Are Drive-Thru Convenience Stores Only Located in Ohio?

A Facebook user’s popular post in November 2019 expressed surprise over the existence of drive-thru convenience stores, but their popularity and their existence itself date back decades.

The post (which has been spread more than 10,000 times on the platform) is a reprinting of a Twitter post featuring a photograph of one drive-thru and asking whether stores of that type were only located in Ohio. While the original photo has also been circulated through Twitter since first being posted a month earlier, the account responsible for it is no longer active:

But the premise behind the post is false; there are drive-thru convenience stores in other states besides Ohio, including in Texas, North Carolina, and Florida — where the Farm Stores chain has operated since 1957. CNN reported in April 2019 that the chain planned to open another location in Louisiana made out of recycled storage containers.

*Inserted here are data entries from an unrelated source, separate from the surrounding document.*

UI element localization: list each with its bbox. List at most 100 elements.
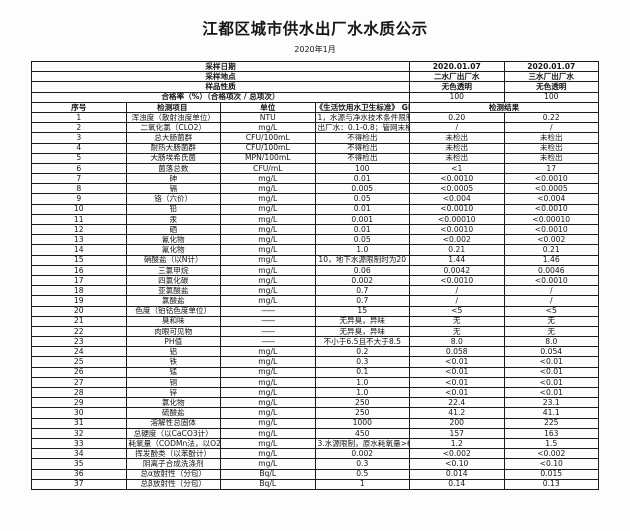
cell-unit: mg/L (220, 397, 316, 409)
cell-no: 5 (31, 152, 127, 164)
meta-label-sampling-location: 采样地点 (31, 71, 410, 83)
cell-unit: MPN/100mL (220, 152, 316, 164)
meta-row-sampling-location: 采样地点 二水厂出厂水 三水厂出厂水 (31, 71, 599, 83)
cell-no: 30 (31, 407, 127, 419)
cell-no: 18 (31, 285, 127, 297)
cell-no: 15 (31, 254, 127, 266)
cell-no: 3 (31, 132, 127, 144)
cell-no: 37 (31, 478, 127, 490)
meta-value-location-plant3: 三水厂出厂水 (503, 71, 599, 83)
cell-standard: 10，地下水源限制时为20 (314, 254, 410, 266)
cell-item-name: 镉 (125, 183, 221, 195)
cell-item-name: 铝 (125, 346, 221, 358)
table-row: 32 总硬度（以CaCO3计） mg/L 450 157 163 (31, 427, 599, 439)
cell-result-plant2: 0.058 (409, 346, 505, 358)
cell-result-plant3: 163 (503, 427, 599, 439)
cell-result-plant3: <0.004 (503, 193, 599, 205)
cell-no: 2 (31, 122, 127, 134)
cell-no: 7 (31, 173, 127, 185)
cell-item-name: 总α放射性（分包） (125, 468, 221, 480)
cell-unit: —— (220, 305, 316, 317)
table-row: 25 铁 mg/L 0.3 <0.01 <0.01 (31, 356, 599, 368)
cell-result-plant3: / (503, 285, 599, 297)
cell-unit: mg/L (220, 244, 316, 256)
page-title: 江都区城市供水出厂水水质公示 (202, 20, 428, 38)
cell-no: 8 (31, 183, 127, 195)
table-row: 5 大肠埃希氏菌 MPN/100mL 不得检出 未检出 未检出 (31, 152, 599, 164)
col-header-standard: 《生活饮用水卫生标准》 GB5749 (314, 101, 410, 113)
cell-result-plant3: / (503, 122, 599, 134)
cell-item-name: 铜 (125, 376, 221, 389)
cell-standard: 0.3 (314, 458, 410, 470)
cell-unit: mg/L (220, 173, 316, 185)
cell-standard: 250 (314, 397, 410, 409)
cell-result-plant2: 1.44 (409, 254, 505, 266)
table-row: 24 铝 mg/L 0.2 0.058 0.054 (31, 346, 599, 358)
cell-result-plant2: 无 (409, 315, 505, 327)
cell-unit: mg/L (220, 376, 316, 389)
cell-result-plant2: 0.21 (409, 244, 505, 256)
cell-result-plant3: 未检出 (503, 152, 599, 164)
cell-standard: 不得检出 (314, 142, 410, 154)
meta-row-pass-rate: 合格率（%）（合格项次 / 总项次） 100 100 (31, 91, 599, 103)
cell-result-plant2: 0.20 (409, 111, 505, 124)
cell-standard: 0.3 (314, 356, 410, 368)
table-row: 14 氟化物 mg/L 1.0 0.21 0.21 (31, 244, 599, 256)
cell-item-name: 耐热大肠菌群 (125, 142, 221, 154)
cell-result-plant2: 未检出 (409, 132, 505, 144)
meta-value-sampling-date-plant2: 2020.01.07 (409, 60, 505, 73)
cell-item-name: 氯化物 (125, 397, 221, 409)
table-row: 22 肉眼可见物 —— 无异臭，异味无无 (31, 325, 599, 338)
cell-result-plant3: <0.0010 (503, 173, 599, 185)
page-subtitle: 2020年1月 (294, 45, 336, 54)
cell-no: 22 (31, 325, 127, 338)
cell-standard: 0.05 (314, 234, 410, 246)
cell-no: 4 (31, 142, 127, 154)
cell-unit: mg/L (220, 407, 316, 419)
cell-unit: mg/L (220, 437, 316, 450)
table-row: 35 阴离子合成洗涤剂 mg/L 0.3 <0.10 <0.10 (31, 458, 599, 470)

As Gizmodo reported two months earlier, the idea of drive-thru shopping extends even further back than Farm Stores’ first market. Retailers in the 1920s explored the idea of those types of stores as an effort to capitalize on the jump during that time period in auto sales. An excerpt from a 1928 issue of Science and Invention magazine explained the potential appeal of the set-up:

The motorist who wants to dive into the market turns into the entrance at the right and then slows down to almost a crawl. He reaches out of the window of the sedan or out from the side of his touring car, or any other machine that he may have, and picks out those articles of foodstuffs which he requires. Most of them are, of course, wrapped up in convenient packages. The foodstuff is deposited in a tray moved along at the purchaser’s will, on a roller conveyor.

According to the trade publication CSP Daily News, which covers convenience stores (or “c-stores,” as they’re also called), a 2016 survey found that 14 percent of store operators at the time were considering adding a drive-thru section.